Fantastic Beasts And Where To Find Them: The Original Screenplay, by J.K. Rowling
I find it hard to believe that this is the third review on the title Fantastic Beasts And Where To Find them that I have made . J.K. Rowling’s immensely successful Harry Potter series is credited for having encouraged many young people of my generation to read, and this book is even better poised than the Cursed Child  to encourage readers to learn how to better read plays. Those who are already familiar with the movie should find this particular book fairly easy to read, as they will be able to have images of the movie in their mind, and so it would make the book a good learning experience for those just picking up plays for the first time. For those who are more familiar with reading plays , this book has a lot to offer in terms of learning some of the language of screenwriting, as Rowling uses a few techniques like jump and flash cuts, a bit of voice over (but not too much), and plenty of off-screen conversations and detailed action descriptions to keep the writing interesting.
For those who have not taken a look at this book already, it is worthwhile to examine the contents and structure of this particular screenplay. Coming in at a bit under 300 pages, this is a full-sized screenplay that is full of artistic touches that raise it above the common text-based appeal of most dramatic literature. There are 124 total scenes shown, and the scenes are not divided into any act, although most who are film theory students would likely divide the action into a typical three act structure anyway. In contrast to many plays, there is a great deal of irony and sarcasm shown within the directions as well, and it is striking and remarkable that Rowling was able to put so much of her trademark wit in a form that is generally rather incomplete in terms of its portrayal of textual matters. This screenplay definitely manages to find itself on the textual side of playwriting rather than on the image-based ones, and though this particular screenplay was not based on an existing novel, the fact that Rowling was able to keep her literary strengths in this particular art form suggests that she has a promising future as a screenwriter if she chooses to keep it up for the rest of the five films that she intends for this series.

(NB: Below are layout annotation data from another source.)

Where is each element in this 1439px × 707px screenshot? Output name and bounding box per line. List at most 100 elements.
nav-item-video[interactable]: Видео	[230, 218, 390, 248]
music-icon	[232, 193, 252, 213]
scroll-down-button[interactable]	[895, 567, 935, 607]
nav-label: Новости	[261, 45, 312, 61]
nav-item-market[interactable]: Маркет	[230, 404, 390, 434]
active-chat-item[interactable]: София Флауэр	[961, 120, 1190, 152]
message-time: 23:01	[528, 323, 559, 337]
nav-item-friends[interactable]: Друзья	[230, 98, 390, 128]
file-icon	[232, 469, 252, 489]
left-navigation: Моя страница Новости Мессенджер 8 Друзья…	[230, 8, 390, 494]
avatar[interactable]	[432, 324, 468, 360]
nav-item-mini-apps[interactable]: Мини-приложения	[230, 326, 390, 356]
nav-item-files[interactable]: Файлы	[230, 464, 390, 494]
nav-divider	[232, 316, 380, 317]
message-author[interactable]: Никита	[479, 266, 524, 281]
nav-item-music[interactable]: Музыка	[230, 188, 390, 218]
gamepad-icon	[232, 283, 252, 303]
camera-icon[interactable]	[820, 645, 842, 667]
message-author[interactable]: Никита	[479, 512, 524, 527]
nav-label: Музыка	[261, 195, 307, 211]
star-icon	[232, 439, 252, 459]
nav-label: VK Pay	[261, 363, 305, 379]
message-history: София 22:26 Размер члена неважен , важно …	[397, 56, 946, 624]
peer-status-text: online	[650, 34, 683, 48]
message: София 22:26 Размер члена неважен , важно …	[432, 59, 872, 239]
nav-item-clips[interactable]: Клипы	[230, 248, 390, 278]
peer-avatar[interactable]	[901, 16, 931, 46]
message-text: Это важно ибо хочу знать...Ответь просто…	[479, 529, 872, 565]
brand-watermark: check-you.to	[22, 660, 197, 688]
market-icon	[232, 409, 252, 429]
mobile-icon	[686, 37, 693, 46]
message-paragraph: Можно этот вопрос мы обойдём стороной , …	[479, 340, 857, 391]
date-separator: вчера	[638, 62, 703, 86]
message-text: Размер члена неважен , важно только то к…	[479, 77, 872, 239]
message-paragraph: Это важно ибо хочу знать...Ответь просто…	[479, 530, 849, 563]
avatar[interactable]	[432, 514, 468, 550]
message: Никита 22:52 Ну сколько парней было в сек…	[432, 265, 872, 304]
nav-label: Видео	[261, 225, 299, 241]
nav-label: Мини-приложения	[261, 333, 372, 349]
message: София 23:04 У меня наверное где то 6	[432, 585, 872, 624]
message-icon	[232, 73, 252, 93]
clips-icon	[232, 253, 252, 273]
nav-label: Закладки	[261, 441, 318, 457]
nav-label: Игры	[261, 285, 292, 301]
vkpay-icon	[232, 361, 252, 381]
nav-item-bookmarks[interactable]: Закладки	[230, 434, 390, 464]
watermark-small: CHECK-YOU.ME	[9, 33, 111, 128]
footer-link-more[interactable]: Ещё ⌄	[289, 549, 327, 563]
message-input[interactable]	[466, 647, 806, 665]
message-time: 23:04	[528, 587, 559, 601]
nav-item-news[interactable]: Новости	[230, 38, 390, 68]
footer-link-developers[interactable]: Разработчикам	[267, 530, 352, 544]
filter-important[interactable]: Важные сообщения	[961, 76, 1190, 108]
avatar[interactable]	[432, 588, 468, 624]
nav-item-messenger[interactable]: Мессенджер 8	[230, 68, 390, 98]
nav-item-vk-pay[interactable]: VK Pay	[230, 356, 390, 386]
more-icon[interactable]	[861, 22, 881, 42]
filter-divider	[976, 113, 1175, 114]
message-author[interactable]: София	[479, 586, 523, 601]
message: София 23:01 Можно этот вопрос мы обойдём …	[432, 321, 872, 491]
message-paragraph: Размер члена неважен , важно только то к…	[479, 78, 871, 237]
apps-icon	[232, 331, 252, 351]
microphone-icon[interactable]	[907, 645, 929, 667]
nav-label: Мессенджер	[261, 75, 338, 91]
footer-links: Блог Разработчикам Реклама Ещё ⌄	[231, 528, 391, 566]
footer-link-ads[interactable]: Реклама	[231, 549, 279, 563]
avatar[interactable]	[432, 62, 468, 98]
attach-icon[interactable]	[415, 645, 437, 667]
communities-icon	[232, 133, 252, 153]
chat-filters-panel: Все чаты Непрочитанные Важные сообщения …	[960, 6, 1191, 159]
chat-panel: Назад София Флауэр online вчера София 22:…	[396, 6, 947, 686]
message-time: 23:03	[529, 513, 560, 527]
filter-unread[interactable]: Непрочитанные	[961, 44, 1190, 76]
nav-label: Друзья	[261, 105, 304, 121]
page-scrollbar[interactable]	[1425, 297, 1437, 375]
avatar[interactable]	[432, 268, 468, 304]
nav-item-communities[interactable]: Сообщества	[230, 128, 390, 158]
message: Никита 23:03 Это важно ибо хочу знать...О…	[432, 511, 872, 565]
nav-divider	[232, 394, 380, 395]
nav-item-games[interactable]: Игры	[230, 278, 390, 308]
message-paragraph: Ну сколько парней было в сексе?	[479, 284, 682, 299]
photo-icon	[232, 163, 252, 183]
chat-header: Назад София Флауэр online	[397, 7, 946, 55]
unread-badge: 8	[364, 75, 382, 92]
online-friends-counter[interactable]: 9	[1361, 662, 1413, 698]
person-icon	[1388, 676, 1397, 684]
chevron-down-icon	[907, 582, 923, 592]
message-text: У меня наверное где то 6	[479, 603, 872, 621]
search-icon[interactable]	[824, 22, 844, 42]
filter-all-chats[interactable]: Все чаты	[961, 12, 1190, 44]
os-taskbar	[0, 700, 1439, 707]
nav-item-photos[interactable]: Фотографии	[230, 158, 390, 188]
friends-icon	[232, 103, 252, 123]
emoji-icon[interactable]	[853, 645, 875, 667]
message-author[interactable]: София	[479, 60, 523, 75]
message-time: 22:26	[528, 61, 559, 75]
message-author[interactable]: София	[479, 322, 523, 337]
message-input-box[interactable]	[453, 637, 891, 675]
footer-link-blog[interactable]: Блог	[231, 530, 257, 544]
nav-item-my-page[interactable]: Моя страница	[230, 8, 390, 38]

What kind of people will like this particular book? If you liked the movie and enjoyed it enough that you would want to see it in your head as you read the screenplay, if you liked the characters of Fantastic Beasts and would like to gain insight into how J.K. Rowling pictured their interactions, and if you enjoy reading plays and screenplays already, you are a likely candidate for enjoying this book immensely. Despite its length it reads quickly and the scenes are short enough that it is not a difficulty breaking up one’s reading if one does not have the time to take the book in one fell swoop. The dialogue is witty and sparkling, the directions are immensely helpful to understanding the action, and there is a considerable amount of wit in the writing that hints at the subtexts of the movie, including Graves’ lingering jealousy about Dumbledore and his haltingly flirtatious relationship with Credence. Obviously, if you were not a fan of the movie or you are not fond of reading screenplays, you will probably not be interested in this book, but if you are on the fence about seeing the movie and enjoy this screenplay, you will likely find the movie to be of interest as well. This particular screenplay will likely deepen the interest in the movie and add more than a few galleons to J.K. Rowling’s overflowing Gringotts vault, and most people will not mind that in the least.